From my understanding, the code above will cast both x and y to Object and then use Object's public static bool Equals(Object objA, Object objB) method

if my understanding is correct, then why not overload == and != operator for Nullable<T> as:

public struct Nullable<T> where T : struct {
   ...
   public static bool operator == (Nullable<T> a, Nullable<T> b) {
      ...// do some nesseary null check
      return value.Equals(other);
   }
}

then we can save two castings?

解决方案

Operators on nullable value types are actually "hardcoded" in the language spec. They are known as Lifted Operators.

Lifted operators permit predefined and user-defined operators that operate on non-nullable value types to also be used with nullable forms of those types.

For the equality operators,

The lifted form is constructed by adding a single ? modifier to each operand type. The lifted operator considers two null values equal, and a null value unequal to any non-null value. If both operands are non-null, the lifted operator unwraps the operands and applies the underlying operator to produce the bool result.

This is specified in the language spec so the operators are all implemented by "compiler magic", which is why you don't see a declaration in the Nullable struct.

Exactly what the compiler magic does is implementation detail, but I'm pretty sure it wouldn't do a cast to object here, because you are using the lifted form of ==(int, int).
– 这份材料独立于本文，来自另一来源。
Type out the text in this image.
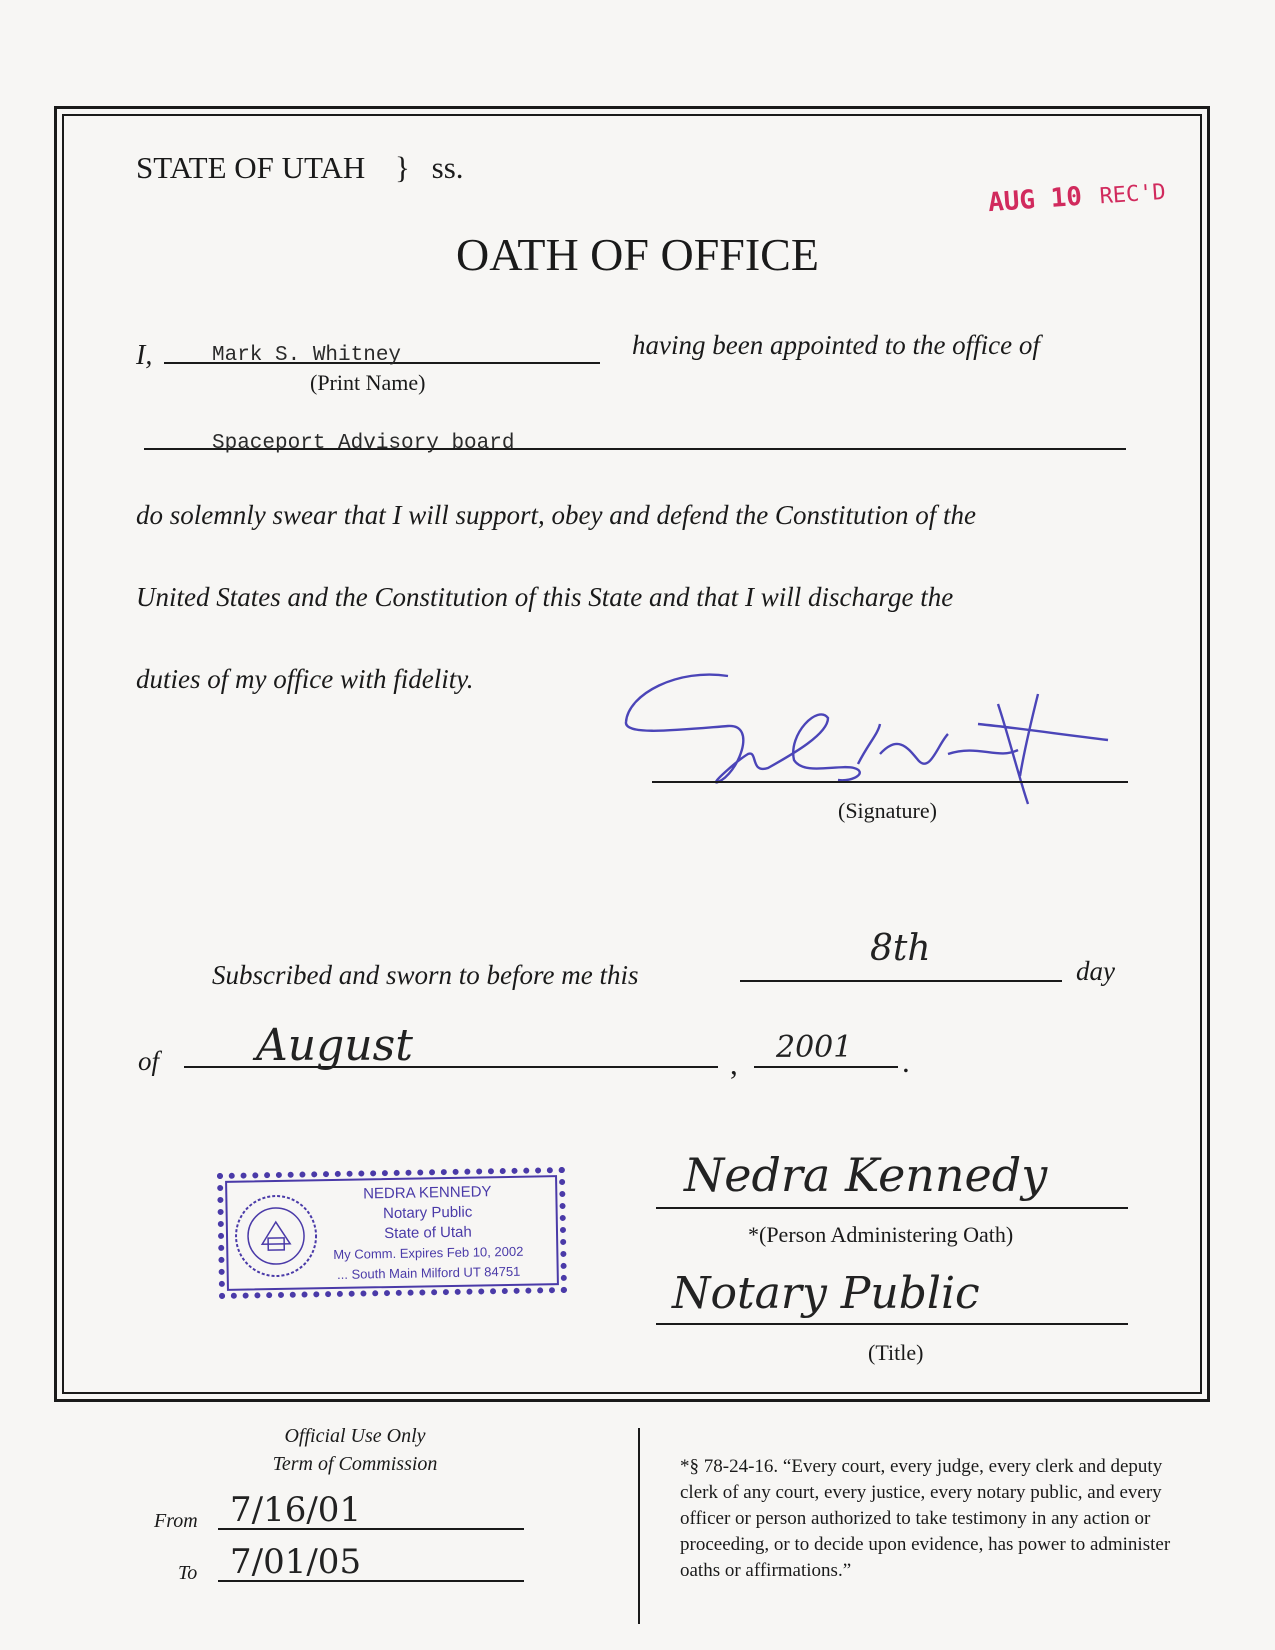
STATE OF UTAH } ss.
AUG 10 REC'D
OATH OF OFFICE
I,	Mark S. Whitney
(Print Name)
having been appointed to the office of
Spaceport Advisory board
do solemnly swear that I will support, obey and defend the Constitution of the
United States and the Constitution of this State and that I will discharge the
duties of my office with fidelity.
(Signature)
Subscribed and sworn to before me this
8th
day
of August	, 2001 .
NEDRA KENNEDY
Notary Public
State of Utah
My Comm. Expires Feb 10, 2002
... South Main Milford UT 84751
Nedra Kennedy
*(Person Administering Oath)
Notary Public
(Title)
Official Use Only
Term of Commission
From 7/16/01
To 7/01/05
*§ 78-24-16. “Every court, every judge, every clerk and deputy clerk of any court, every justice, every notary public, and every officer or person authorized to take testimony in any action or proceeding, or to decide upon evidence, has power to administer oaths or affirmations.”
According to the spec, this would apply ==(int, int) ("the underlying operator") if both operands are not null, not object.Equals.

On sharplab.io, you can see that that version of the compiler compiles this:

public bool F(int? a, int? b) {
    return a == b;
}

to:

public bool F(Nullable<int> a, Nullable<int> b)
{
    Nullable<int> num = a;
    Nullable<int> num2 = b;
    return (num.GetValueOrDefault() == num2.GetValueOrDefault()) & (num.HasValue == num2.HasValue);
}

A generic implementation of this would be:

public static bool operator == (Nullable<T> a, Nullable<T> b) {
    return (a.GetValueOrDefault() == b.GetValueOrDefault()) && (a.HasValue == b.HasValue);
}

But note that the above is not going to compile in normal C#, because == is not guaranteed to be defined on T. However, since the lifted form ==(T?, T?) exists if and only if ==(T, T) exists, and because this is implemented by compiler magic, we're fine.

这篇关于为什么Nullable< T>不重载==运算符?的文章就介绍到这了，希望我们推荐的答案对大家有所帮助，也希望大家多多支持IT屋！